Wednesday, March 21, 2007

Requiem for a floppy


A major computing milestone passed by not too long ago and no one noted it: the effective end of the floppy disk.

As computer devices go, the 1.44 MB, 3.5”, double-sided floppy was a veritable Methuselah. It came into widespread use in around 1990 (when IBM adopted it for its latest PCs; Apple much earlier had adopted a 720 KB, one-sided variety for the Macintosh), and it remained an industry standard for roughly 15 years.

Curiously, the 3.5” floppy kept the “floppy” nomenclature even though it encased its magnetic media in a hard plastic case. The old 5.25” disks used in the original IBM PCs actually were floppy.

In any case, the disks were all-in-all a pretty handy medium. A PC could be booted from one. It could hold a fairly large number of word processing documents and spreadsheets. Long before users set up home networks, file transfer via “sneaker net” – copying from one PC to floppy and then copying from the floppy to another PC – was a well-established practice.

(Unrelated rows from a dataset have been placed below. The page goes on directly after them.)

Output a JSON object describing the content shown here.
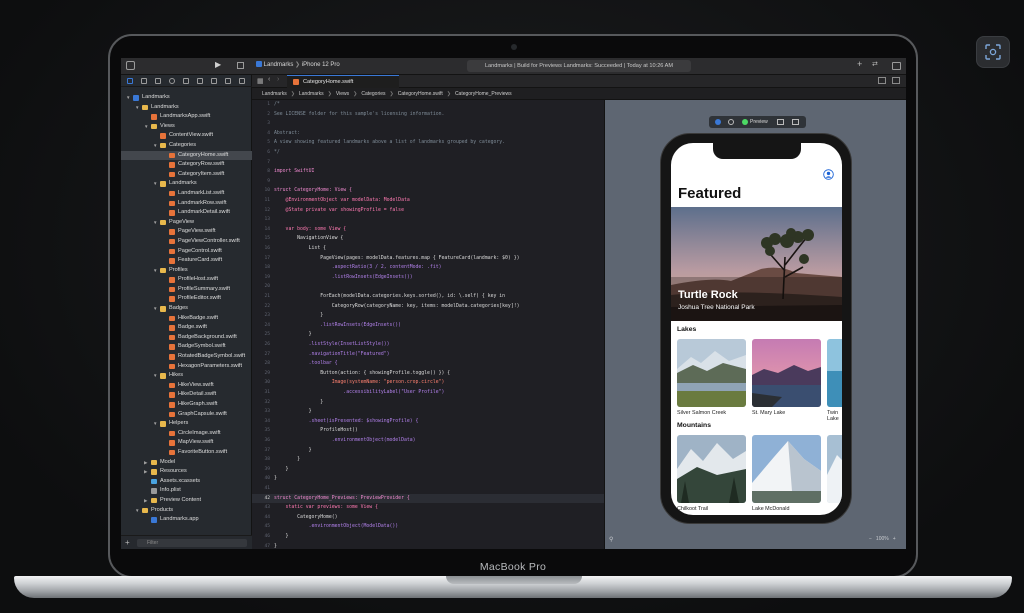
{
  "device": {
    "label": "MacBook Pro"
  },
  "toolbar": {
    "scheme_app": "Landmarks",
    "scheme_device": "iPhone 12 Pro",
    "status": "Landmarks | Build for Previews Landmarks: Succeeded | Today at 10:26 AM"
  },
  "tabbar": {
    "active_tab": "CategoryHome.swift"
  },
  "breadcrumb": [
    "Landmarks",
    "Landmarks",
    "Views",
    "Categories",
    "CategoryHome.swift",
    "CategoryHome_Previews"
  ],
  "navigator": {
    "filter_placeholder": "Filter",
    "items": [
      {
        "label": "Landmarks",
        "depth": 0,
        "kind": "project",
        "open": true
      },
      {
        "label": "Landmarks",
        "depth": 1,
        "kind": "folder",
        "open": true
      },
      {
        "label": "LandmarksApp.swift",
        "depth": 2,
        "kind": "swift"
      },
      {
        "label": "Views",
        "depth": 2,
        "kind": "folder",
        "open": true
      },
      {
        "label": "ContentView.swift",
        "depth": 3,
        "kind": "swift"
      },
      {
        "label": "Categories",
        "depth": 3,
        "kind": "folder",
        "open": true
      },
      {
        "label": "CategoryHome.swift",
        "depth": 4,
        "kind": "swift",
        "selected": true
      },
      {
        "label": "CategoryRow.swift",
        "depth": 4,
        "kind": "swift"
      },
      {
        "label": "CategoryItem.swift",
        "depth": 4,
        "kind": "swift"
      },
      {
        "label": "Landmarks",
        "depth": 3,
        "kind": "folder",
        "open": true
      },
      {
        "label": "LandmarkList.swift",
        "depth": 4,
        "kind": "swift"
      },
      {
        "label": "LandmarkRow.swift",
        "depth": 4,
        "kind": "swift"
      },
      {
        "label": "LandmarkDetail.swift",
        "depth": 4,
        "kind": "swift"
      },
      {
        "label": "PageView",
        "depth": 3,
        "kind": "folder",
        "open": true
      },
      {
        "label": "PageView.swift",
        "depth": 4,
        "kind": "swift"
      },
      {
        "label": "PageViewController.swift",
        "depth": 4,
        "kind": "swift"
      },
      {
        "label": "PageControl.swift",
        "depth": 4,
        "kind": "swift"
      },
      {
        "label": "FeatureCard.swift",
        "depth": 4,
        "kind": "swift"
      },
      {
        "label": "Profiles",
        "depth": 3,
        "kind": "folder",
        "open": true
      },
      {
        "label": "ProfileHost.swift",
        "depth": 4,
        "kind": "swift"
      },
      {
        "label": "ProfileSummary.swift",
        "depth": 4,
        "kind": "swift"
      },
      {
        "label": "ProfileEditor.swift",
        "depth": 4,
        "kind": "swift"
      },
      {
        "label": "Badges",
        "depth": 3,
        "kind": "folder",
        "open": true
      },
      {
        "label": "HikeBadge.swift",
        "depth": 4,
        "kind": "swift"
      },
      {
        "label": "Badge.swift",
        "depth": 4,
        "kind": "swift"
      },
      {
        "label": "BadgeBackground.swift",
        "depth": 4,
        "kind": "swift"
      },
      {
        "label": "BadgeSymbol.swift",
        "depth": 4,
        "kind": "swift"
      },
      {
        "label": "RotatedBadgeSymbol.swift",
        "depth": 4,
        "kind": "swift"
      },
      {
        "label": "HexagonParameters.swift",
        "depth": 4,
        "kind": "swift"
      },
      {
        "label": "Hikes",
        "depth": 3,
        "kind": "folder",
        "open": true
      },
      {
        "label": "HikeView.swift",
        "depth": 4,
        "kind": "swift"
      },
      {
        "label": "HikeDetail.swift",
        "depth": 4,
        "kind": "swift"
      },
      {
        "label": "HikeGraph.swift",
        "depth": 4,
        "kind": "swift"
      },
      {
        "label": "GraphCapsule.swift",
        "depth": 4,
        "kind": "swift"
      },
      {
        "label": "Helpers",
        "depth": 3,
        "kind": "folder",
        "open": true
      },
      {
        "label": "CircleImage.swift",
        "depth": 4,
        "kind": "swift"
      },
      {
        "label": "MapView.swift",
        "depth": 4,
        "kind": "swift"
      },
      {
        "label": "FavoriteButton.swift",
        "depth": 4,
        "kind": "swift"
      },
      {
        "label": "Model",
        "depth": 2,
        "kind": "folder",
        "open": false
      },
      {
        "label": "Resources",
        "depth": 2,
        "kind": "folder",
        "open": false
      },
      {
        "label": "Assets.xcassets",
        "depth": 2,
        "kind": "assets"
      },
      {
        "label": "Info.plist",
        "depth": 2,
        "kind": "plist"
      },
      {
        "label": "Preview Content",
        "depth": 2,
        "kind": "folder",
        "open": false
      },
      {
        "label": "Products",
        "depth": 1,
        "kind": "folder",
        "open": true
      },
      {
        "label": "Landmarks.app",
        "depth": 2,
        "kind": "app"
      }
    ]
  },
  "editor": {
    "lines": [
      "/*",
      "See LICENSE folder for this sample's licensing information.",
      "",
      "Abstract:",
      "A view showing featured landmarks above a list of landmarks grouped by category.",
      "*/",
      "",
      "import SwiftUI",
      "",
      "struct CategoryHome: View {",
      "    @EnvironmentObject var modelData: ModelData",
      "    @State private var showingProfile = false",
      "",
      "    var body: some View {",
      "        NavigationView {",
      "            List {",
      "                PageView(pages: modelData.features.map { FeatureCard(landmark: $0) })",
      "                    .aspectRatio(3 / 2, contentMode: .fit)",
      "                    .listRowInsets(EdgeInsets())",
      "",
      "                ForEach(modelData.categories.keys.sorted(), id: \\.self) { key in",
      "                    CategoryRow(categoryName: key, items: modelData.categories[key]!)",
      "                }",
      "                .listRowInsets(EdgeInsets())",
      "            }",
      "            .listStyle(InsetListStyle())",
      "            .navigationTitle(\"Featured\")",
      "            .toolbar {",
      "                Button(action: { showingProfile.toggle() }) {",
      "                    Image(systemName: \"person.crop.circle\")",
      "                        .accessibilityLabel(\"User Profile\")",
      "                }",
      "            }",
      "            .sheet(isPresented: $showingProfile) {",
      "                ProfileHost()",
      "                    .environmentObject(modelData)",
      "            }",
      "        }",
      "    }",
      "}",
      "",
      "struct CategoryHome_Previews: PreviewProvider {",
      "    static var previews: some View {",
      "        CategoryHome()",
      "            .environmentObject(ModelData())",
      "    }",
      "}"
    ],
    "highlighted_line": 42
  },
  "preview": {
    "badge": "Preview",
    "zoom": "100%",
    "nav_title": "Featured",
    "hero_title": "Turtle Rock",
    "hero_subtitle": "Joshua Tree National Park",
    "sections": [
      {
        "title": "Lakes",
        "items": [
          "Silver Salmon Creek",
          "St. Mary Lake",
          "Twin Lake"
        ]
      },
      {
        "title": "Mountains",
        "items": [
          "Chilkoot Trail",
          "Lake McDonald",
          ""
        ]
      }
    ]
  },
  "colors": {
    "accent": "#3a78d6",
    "swift_icon": "#e7733a",
    "folder": "#e8b84c",
    "preview_live": "#4cd964"
  }
}
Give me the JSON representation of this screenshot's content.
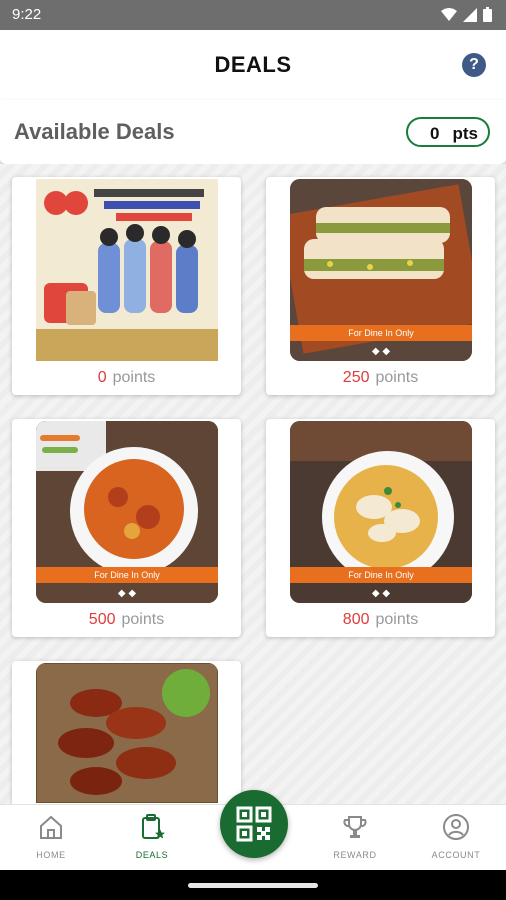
{
  "status": {
    "time": "9:22"
  },
  "header": {
    "title": "DEALS",
    "help": "?"
  },
  "available": {
    "title": "Available Deals",
    "points_value": "0",
    "points_unit": "pts"
  },
  "deals": [
    {
      "points": "0",
      "unit": "points",
      "image": "member-promo-image"
    },
    {
      "points": "250",
      "unit": "points",
      "image": "toast-sandwich-image",
      "banner": "For Dine In Only"
    },
    {
      "points": "500",
      "unit": "points",
      "image": "curry-vegetables-image",
      "banner": "For Dine In Only"
    },
    {
      "points": "800",
      "unit": "points",
      "image": "dumpling-soup-image",
      "banner": "For Dine In Only"
    },
    {
      "points": "",
      "unit": "",
      "image": "chicken-wings-image"
    }
  ],
  "nav": {
    "home": "HOME",
    "deals": "DEALS",
    "reward": "REWARD",
    "account": "ACCOUNT"
  },
  "colors": {
    "brand_green": "#1a6b32",
    "accent_red": "#e03b3b",
    "banner_orange": "#e86f1e"
  }
}
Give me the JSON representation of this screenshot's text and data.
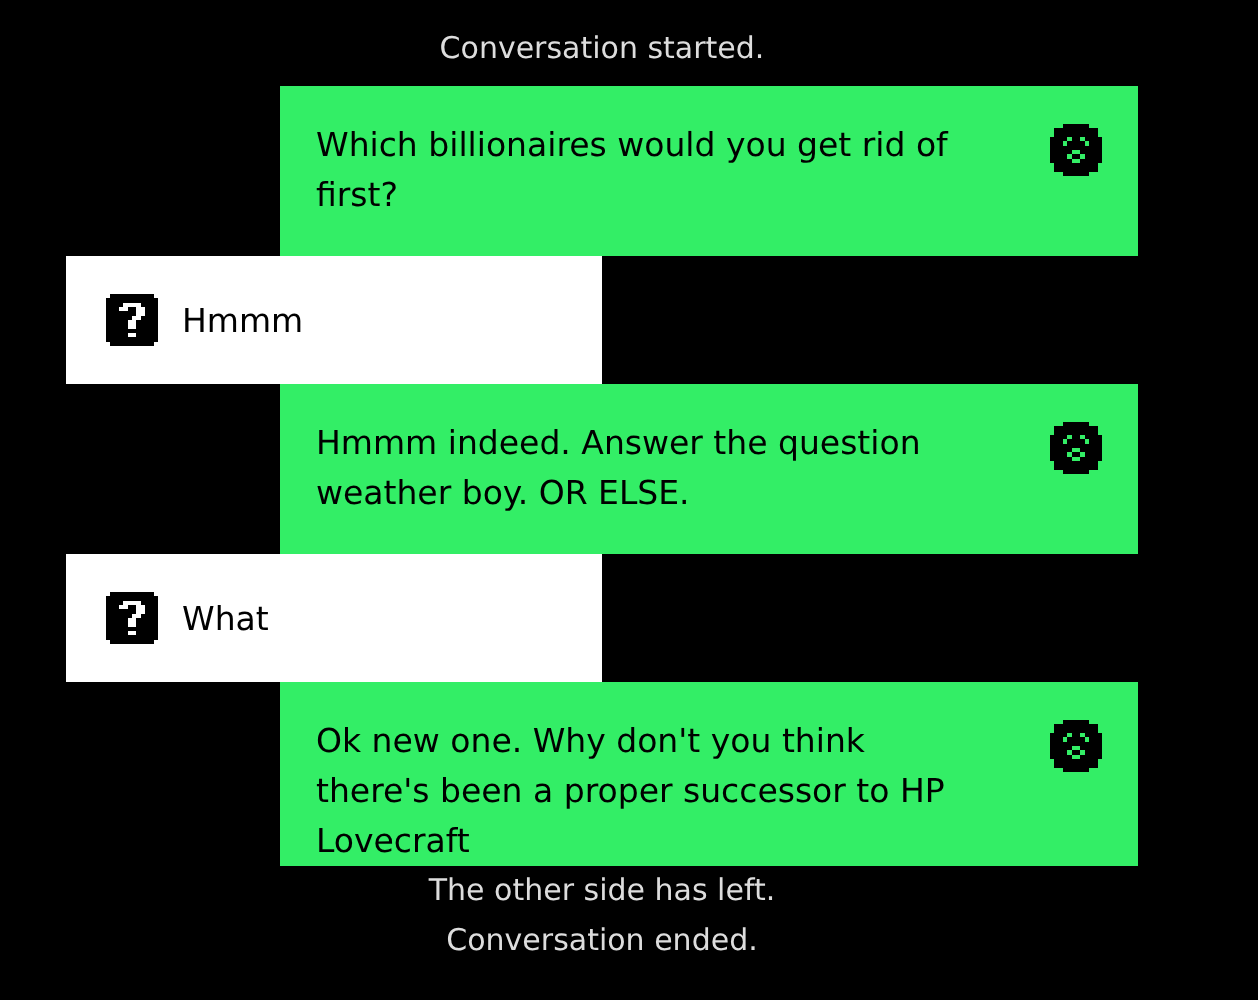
{
  "status_top": "Conversation started.",
  "messages": [
    {
      "kind": "self",
      "text": "Which billionaires would you get rid of first?"
    },
    {
      "kind": "other",
      "text": "Hmmm"
    },
    {
      "kind": "self",
      "text": "Hmmm indeed. Answer the question weather boy. OR ELSE."
    },
    {
      "kind": "other",
      "text": "What"
    },
    {
      "kind": "self",
      "text": "Ok new one. Why don't you think there's been a proper successor to HP Lovecraft"
    }
  ],
  "status_bottom": [
    "The other side has left.",
    "Conversation ended."
  ]
}
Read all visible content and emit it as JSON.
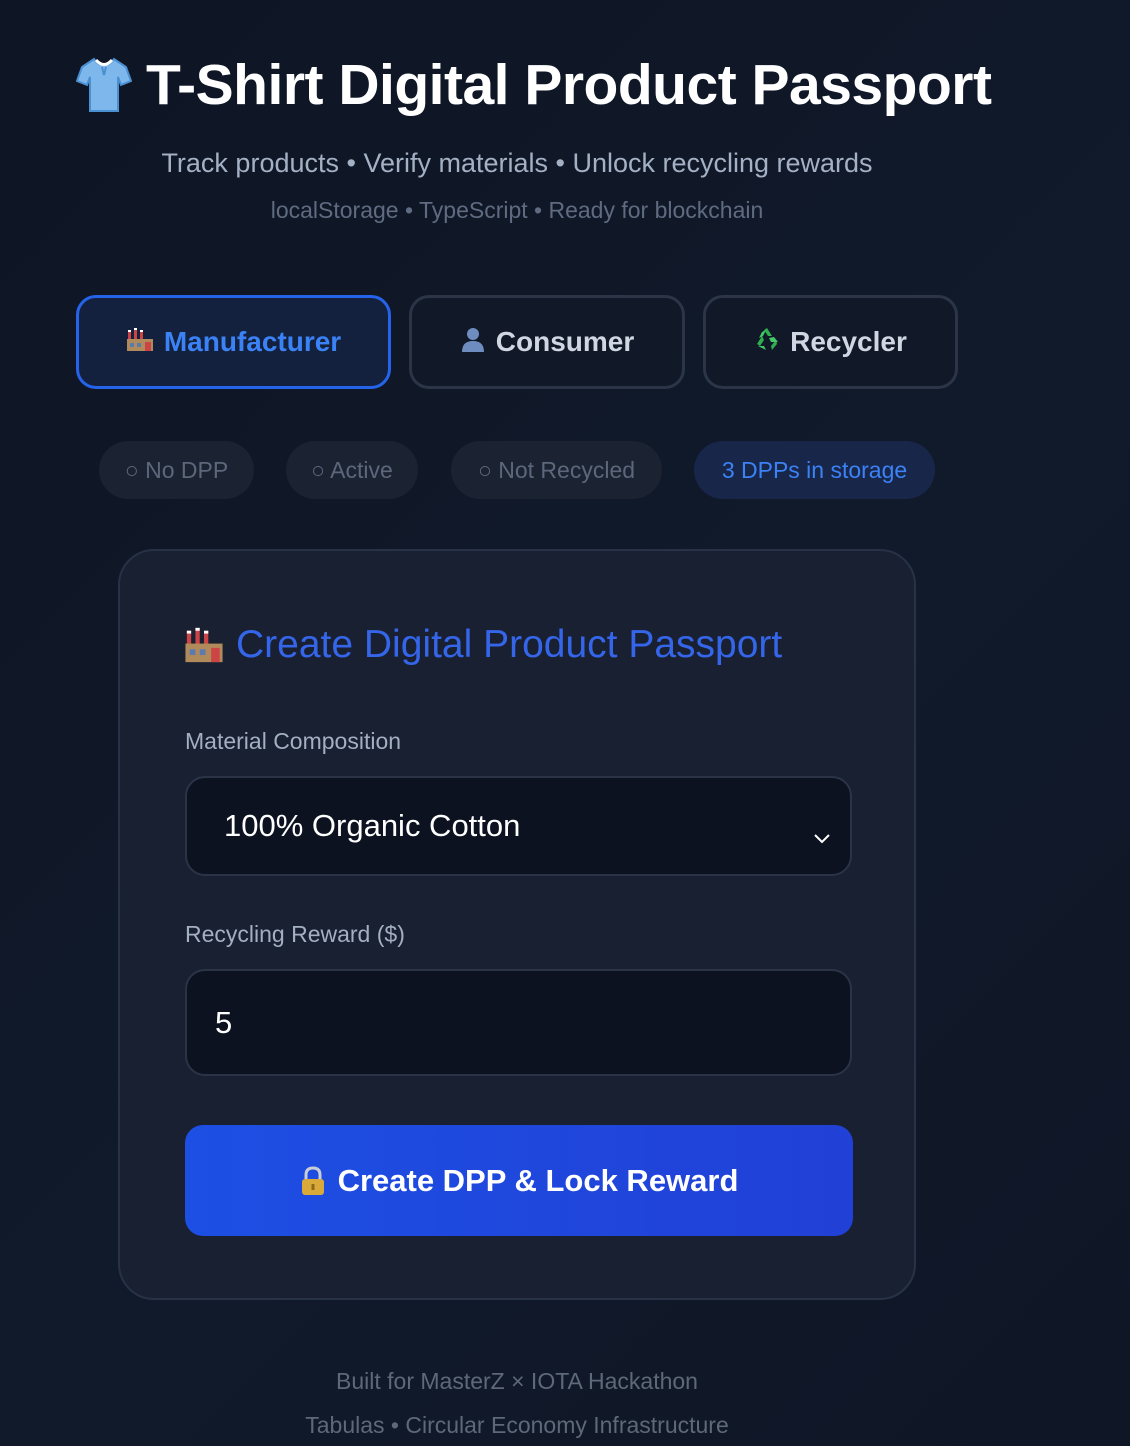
{
  "header": {
    "title": "T-Shirt Digital Product Passport",
    "subtitle": "Track products • Verify materials • Unlock recycling rewards",
    "tagline": "localStorage • TypeScript • Ready for blockchain",
    "icon": "tshirt-icon"
  },
  "tabs": [
    {
      "label": "Manufacturer",
      "icon": "factory-icon",
      "active": true
    },
    {
      "label": "Consumer",
      "icon": "user-icon",
      "active": false
    },
    {
      "label": "Recycler",
      "icon": "recycle-icon",
      "active": false
    }
  ],
  "status_pills": [
    {
      "label": "○ No DPP"
    },
    {
      "label": "○ Active"
    },
    {
      "label": "○ Not Recycled"
    },
    {
      "label": "3 DPPs in storage"
    }
  ],
  "card": {
    "title": "Create Digital Product Passport",
    "icon": "factory-icon",
    "material_label": "Material Composition",
    "material_value": "100% Organic Cotton",
    "reward_label": "Recycling Reward ($)",
    "reward_value": "5",
    "submit_label": "Create DPP & Lock Reward",
    "submit_icon": "lock-icon"
  },
  "footer": {
    "line1": "Built for MasterZ × IOTA Hackathon",
    "line2": "Tabulas • Circular Economy Infrastructure"
  },
  "colors": {
    "accent": "#2563eb",
    "background": "#0f1626",
    "card": "#182032"
  }
}
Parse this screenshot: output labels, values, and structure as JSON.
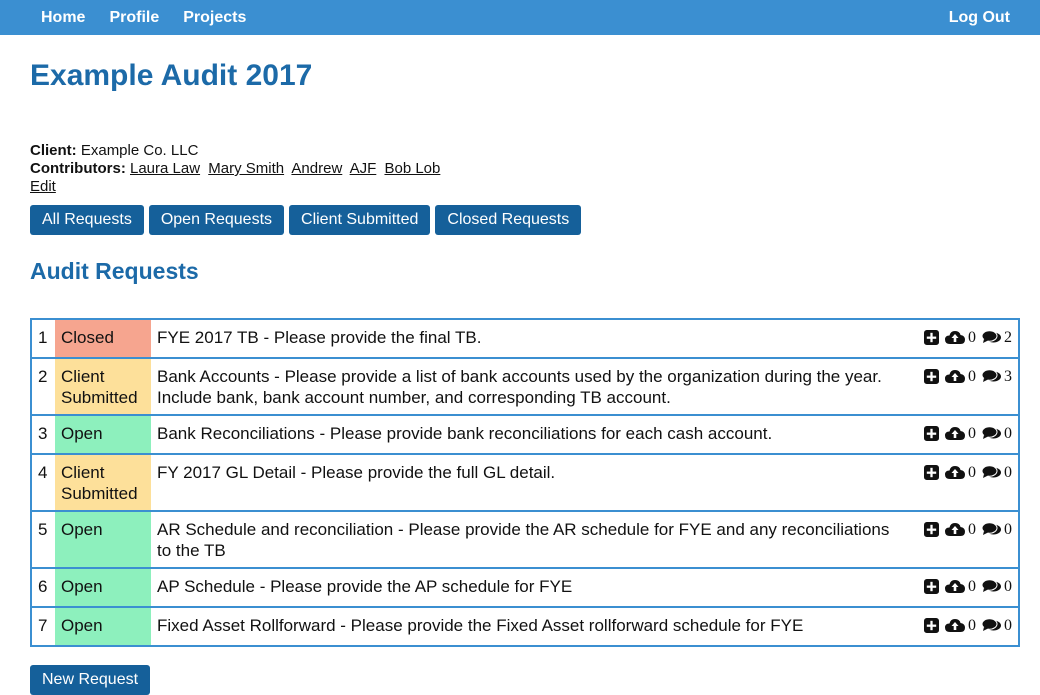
{
  "nav": {
    "links": [
      "Home",
      "Profile",
      "Projects"
    ],
    "logout": "Log Out"
  },
  "page_title": "Example Audit 2017",
  "client": {
    "label": "Client:",
    "value": "Example Co. LLC"
  },
  "contributors": {
    "label": "Contributors:",
    "names": [
      "Laura Law",
      "Mary Smith",
      "Andrew",
      "AJF",
      "Bob Lob"
    ]
  },
  "edit_label": "Edit",
  "filters": [
    "All Requests",
    "Open Requests",
    "Client Submitted",
    "Closed Requests"
  ],
  "section_title": "Audit Requests",
  "requests": [
    {
      "num": "1",
      "status": "Closed",
      "status_kind": "closed",
      "text": "FYE 2017 TB - Please provide the final TB.",
      "uploads": "0",
      "comments": "2"
    },
    {
      "num": "2",
      "status": "Client Submitted",
      "status_kind": "submitted",
      "text": "Bank Accounts - Please provide a list of bank accounts used by the organization during the year. Include bank, bank account number, and corresponding TB account.",
      "uploads": "0",
      "comments": "3"
    },
    {
      "num": "3",
      "status": "Open",
      "status_kind": "open",
      "text": "Bank Reconciliations - Please provide bank reconciliations for each cash account.",
      "uploads": "0",
      "comments": "0"
    },
    {
      "num": "4",
      "status": "Client Submitted",
      "status_kind": "submitted",
      "text": "FY 2017 GL Detail - Please provide the full GL detail.",
      "uploads": "0",
      "comments": "0"
    },
    {
      "num": "5",
      "status": "Open",
      "status_kind": "open",
      "text": "AR Schedule and reconciliation - Please provide the AR schedule for FYE and any reconciliations to the TB",
      "uploads": "0",
      "comments": "0"
    },
    {
      "num": "6",
      "status": "Open",
      "status_kind": "open",
      "text": "AP Schedule - Please provide the AP schedule for FYE",
      "uploads": "0",
      "comments": "0"
    },
    {
      "num": "7",
      "status": "Open",
      "status_kind": "open",
      "text": "Fixed Asset Rollforward - Please provide the Fixed Asset rollforward schedule for FYE",
      "uploads": "0",
      "comments": "0"
    }
  ],
  "new_request_label": "New Request",
  "icons": {
    "add": "plus-square-icon",
    "upload": "cloud-upload-icon",
    "comment": "comments-icon"
  },
  "colors": {
    "nav": "#3b8fd1",
    "title": "#1c6aa8",
    "button": "#15609a",
    "closed": "#f6a58f",
    "submitted": "#fde09a",
    "open": "#8df0bd"
  }
}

Ultimately, of course, multimedia and escalating file sizes did the floppy in. CD drives and flash memory sticks with the capacity of scores of floppies now are the favored medium for physically transferring files. At some point – I would guess it was some time in the last two or three years – the number of computers sold without floppies exceeded the number sold with them, and that effectively marked the end of the floppy as a standard.

Aside from marking the end of an era, the end of the floppy also marks a particular computing problem: what to do with the data on your old floppies. Remember, once your last PC with a floppy drive is gone, those disks are effectively unreadable. So now is the time to take your floppies and burn them on a CD.

Which in itself is a lesson: One CD will take the place of about 485 floppies.